= Las Vegas College =

Las Vegas College is a private career college located in Las Vegas, Nevada. It is accredited by the Accrediting Commission of Career Schools and Colleges (ACCSC) and licensed by the Nevada Commission on Postsecondary Education. The college is operated by Nevada Career Education, Inc.

==History==
Las Vegas College was founded by Betty Krolak in 1979 in Las Vegas under the name Krolak Business Institute. Barbara A. and E.T. Paulus purchased the Institute in December 1980 and incorporated it under the name of TO-Ba Corporation.

On January 7, 1986, the Institute was licensed to offer associate degrees and changed its name to Las Vegas Business College. It was acquired by Rhodes Colleges, Inc., a division of Corinthian Colleges, Inc., on October 17, 1996, at which time the name was changed to Las Vegas College.

In 2003, the school opened a branch campus in Henderson, Nevada. In 2005, the main campus relocated to the Henderson branch. On August 10, 2009, Las Vegas College became Everest College.

In February 2015, Zenith Education Group purchased the school from Corinthian Colleges. In August 2017, Everest College changed its name to Altierus Career College.
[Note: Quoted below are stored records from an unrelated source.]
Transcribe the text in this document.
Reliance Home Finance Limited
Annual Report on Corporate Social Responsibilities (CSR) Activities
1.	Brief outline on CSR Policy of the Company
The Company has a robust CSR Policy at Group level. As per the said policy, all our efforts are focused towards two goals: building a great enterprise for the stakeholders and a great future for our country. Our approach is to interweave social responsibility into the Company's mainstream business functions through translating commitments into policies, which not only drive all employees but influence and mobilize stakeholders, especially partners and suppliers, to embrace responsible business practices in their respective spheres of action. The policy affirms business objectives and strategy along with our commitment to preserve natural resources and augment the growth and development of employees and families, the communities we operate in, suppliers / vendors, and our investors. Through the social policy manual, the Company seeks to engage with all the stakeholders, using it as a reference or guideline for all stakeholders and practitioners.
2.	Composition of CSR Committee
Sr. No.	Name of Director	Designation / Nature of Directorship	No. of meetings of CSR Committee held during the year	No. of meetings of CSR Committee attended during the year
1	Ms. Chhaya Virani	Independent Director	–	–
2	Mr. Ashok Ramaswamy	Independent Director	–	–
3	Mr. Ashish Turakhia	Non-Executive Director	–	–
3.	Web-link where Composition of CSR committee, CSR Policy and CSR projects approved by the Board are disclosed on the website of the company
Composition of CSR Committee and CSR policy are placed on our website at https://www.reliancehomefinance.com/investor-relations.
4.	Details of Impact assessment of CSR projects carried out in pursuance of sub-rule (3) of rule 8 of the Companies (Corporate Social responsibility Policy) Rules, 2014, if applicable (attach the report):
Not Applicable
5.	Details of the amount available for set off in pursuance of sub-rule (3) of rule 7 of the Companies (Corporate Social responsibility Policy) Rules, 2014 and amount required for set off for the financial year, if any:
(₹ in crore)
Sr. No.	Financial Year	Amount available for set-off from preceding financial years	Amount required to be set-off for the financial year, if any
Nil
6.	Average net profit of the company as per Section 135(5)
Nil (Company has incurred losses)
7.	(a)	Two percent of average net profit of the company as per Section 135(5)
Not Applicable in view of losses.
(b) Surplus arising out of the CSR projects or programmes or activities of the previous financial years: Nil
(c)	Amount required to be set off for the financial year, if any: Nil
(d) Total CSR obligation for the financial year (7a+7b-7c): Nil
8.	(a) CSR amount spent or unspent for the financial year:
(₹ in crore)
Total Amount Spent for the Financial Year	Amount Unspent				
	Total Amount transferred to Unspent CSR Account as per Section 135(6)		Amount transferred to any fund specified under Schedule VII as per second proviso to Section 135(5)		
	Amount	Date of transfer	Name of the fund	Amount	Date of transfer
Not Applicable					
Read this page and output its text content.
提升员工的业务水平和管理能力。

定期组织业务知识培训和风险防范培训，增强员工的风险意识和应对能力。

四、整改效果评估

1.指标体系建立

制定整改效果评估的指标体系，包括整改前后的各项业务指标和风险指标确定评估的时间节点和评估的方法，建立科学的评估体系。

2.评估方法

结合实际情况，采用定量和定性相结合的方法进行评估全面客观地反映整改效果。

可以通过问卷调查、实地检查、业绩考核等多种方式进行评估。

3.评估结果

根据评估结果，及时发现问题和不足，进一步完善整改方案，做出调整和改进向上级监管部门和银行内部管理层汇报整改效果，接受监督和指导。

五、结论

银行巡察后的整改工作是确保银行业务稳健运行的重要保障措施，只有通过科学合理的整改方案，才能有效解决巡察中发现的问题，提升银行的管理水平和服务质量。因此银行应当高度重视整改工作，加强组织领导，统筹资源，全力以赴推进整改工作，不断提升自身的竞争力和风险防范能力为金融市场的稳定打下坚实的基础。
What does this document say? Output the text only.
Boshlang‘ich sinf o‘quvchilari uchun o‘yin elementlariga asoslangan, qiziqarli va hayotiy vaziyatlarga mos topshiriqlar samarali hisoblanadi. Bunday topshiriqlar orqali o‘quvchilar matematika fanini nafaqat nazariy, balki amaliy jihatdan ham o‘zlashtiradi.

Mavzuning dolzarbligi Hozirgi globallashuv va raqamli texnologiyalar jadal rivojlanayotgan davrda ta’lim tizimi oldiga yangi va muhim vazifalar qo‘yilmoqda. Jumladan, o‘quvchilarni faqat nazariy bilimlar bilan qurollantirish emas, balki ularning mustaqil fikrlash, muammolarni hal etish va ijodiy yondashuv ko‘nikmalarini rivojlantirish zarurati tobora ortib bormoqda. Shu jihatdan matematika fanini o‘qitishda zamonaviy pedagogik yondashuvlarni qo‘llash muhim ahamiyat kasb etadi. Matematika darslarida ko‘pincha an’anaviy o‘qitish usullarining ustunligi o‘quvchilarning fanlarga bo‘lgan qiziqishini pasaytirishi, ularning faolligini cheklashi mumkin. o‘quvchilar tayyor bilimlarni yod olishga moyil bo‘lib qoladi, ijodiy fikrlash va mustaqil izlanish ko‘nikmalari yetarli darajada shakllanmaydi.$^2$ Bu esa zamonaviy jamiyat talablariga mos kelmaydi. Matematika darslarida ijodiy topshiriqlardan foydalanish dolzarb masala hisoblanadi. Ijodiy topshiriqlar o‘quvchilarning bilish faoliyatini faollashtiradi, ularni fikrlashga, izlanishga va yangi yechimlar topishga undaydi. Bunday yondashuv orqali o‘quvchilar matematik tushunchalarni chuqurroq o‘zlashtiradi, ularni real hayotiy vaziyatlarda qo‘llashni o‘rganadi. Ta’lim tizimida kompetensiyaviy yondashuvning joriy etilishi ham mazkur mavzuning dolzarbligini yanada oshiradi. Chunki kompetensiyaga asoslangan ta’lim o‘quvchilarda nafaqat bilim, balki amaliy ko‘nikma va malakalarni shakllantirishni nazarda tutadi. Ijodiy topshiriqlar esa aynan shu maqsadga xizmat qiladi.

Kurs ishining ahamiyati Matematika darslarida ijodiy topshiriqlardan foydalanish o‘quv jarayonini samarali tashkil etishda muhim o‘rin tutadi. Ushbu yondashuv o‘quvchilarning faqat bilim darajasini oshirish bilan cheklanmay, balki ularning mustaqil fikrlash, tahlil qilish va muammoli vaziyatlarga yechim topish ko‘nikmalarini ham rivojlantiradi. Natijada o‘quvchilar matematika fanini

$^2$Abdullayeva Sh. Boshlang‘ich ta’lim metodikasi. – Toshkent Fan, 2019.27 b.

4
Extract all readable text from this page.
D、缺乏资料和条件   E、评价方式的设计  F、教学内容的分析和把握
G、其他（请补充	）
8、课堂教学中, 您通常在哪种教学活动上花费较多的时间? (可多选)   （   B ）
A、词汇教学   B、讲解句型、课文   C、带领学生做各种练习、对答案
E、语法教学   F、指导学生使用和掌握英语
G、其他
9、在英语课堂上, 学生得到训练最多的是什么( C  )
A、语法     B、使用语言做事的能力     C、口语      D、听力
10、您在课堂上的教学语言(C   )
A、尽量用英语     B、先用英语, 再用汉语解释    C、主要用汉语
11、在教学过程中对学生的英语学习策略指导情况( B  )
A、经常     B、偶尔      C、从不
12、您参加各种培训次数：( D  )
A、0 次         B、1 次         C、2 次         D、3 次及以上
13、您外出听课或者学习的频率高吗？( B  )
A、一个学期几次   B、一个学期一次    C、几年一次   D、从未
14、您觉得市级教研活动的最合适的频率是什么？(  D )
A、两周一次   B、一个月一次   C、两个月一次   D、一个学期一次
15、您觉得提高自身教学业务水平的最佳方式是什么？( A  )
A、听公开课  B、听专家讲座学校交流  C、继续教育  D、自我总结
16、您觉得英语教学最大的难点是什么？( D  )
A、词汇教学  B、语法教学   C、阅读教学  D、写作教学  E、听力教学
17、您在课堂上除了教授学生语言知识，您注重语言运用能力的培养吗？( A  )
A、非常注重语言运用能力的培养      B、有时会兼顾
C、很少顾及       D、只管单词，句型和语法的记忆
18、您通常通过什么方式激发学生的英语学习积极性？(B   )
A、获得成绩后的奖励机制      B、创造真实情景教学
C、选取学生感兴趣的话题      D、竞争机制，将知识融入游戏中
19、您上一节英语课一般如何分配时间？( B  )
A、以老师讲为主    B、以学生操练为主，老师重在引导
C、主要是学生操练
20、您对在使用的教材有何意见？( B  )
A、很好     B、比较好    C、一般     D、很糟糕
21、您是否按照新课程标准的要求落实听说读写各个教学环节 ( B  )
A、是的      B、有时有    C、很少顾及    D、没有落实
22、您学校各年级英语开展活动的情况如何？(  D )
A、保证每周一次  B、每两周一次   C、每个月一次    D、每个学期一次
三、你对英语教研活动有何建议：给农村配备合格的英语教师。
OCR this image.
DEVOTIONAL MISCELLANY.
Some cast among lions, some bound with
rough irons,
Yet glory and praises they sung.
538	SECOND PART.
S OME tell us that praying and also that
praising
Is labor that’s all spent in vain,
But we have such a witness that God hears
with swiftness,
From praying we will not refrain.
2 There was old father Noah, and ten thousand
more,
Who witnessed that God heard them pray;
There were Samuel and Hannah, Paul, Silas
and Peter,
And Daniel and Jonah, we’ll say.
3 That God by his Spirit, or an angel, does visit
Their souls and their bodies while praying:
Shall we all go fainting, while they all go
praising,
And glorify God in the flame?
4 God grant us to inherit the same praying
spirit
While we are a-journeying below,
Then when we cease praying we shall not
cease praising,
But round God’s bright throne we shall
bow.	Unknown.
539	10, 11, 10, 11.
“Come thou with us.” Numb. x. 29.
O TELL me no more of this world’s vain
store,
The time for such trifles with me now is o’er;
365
In November 2018, Nevada Career Education, Inc. purchased the school and restored the name Las Vegas College.

==Accreditation==
Las Vegas College is accredited by the Accrediting Commission of Career Schools and Colleges (ACCSC) and licensed by the Nevada Commission on Postsecondary Education. The Associate of Applied Science Degree in Nursing and the Practical Nurse program are accredited by the Accreditation Commission for Education in Nursing (ACEN). The college is also approved for the training of veterans and eligible persons under Title 38 of the United States Code.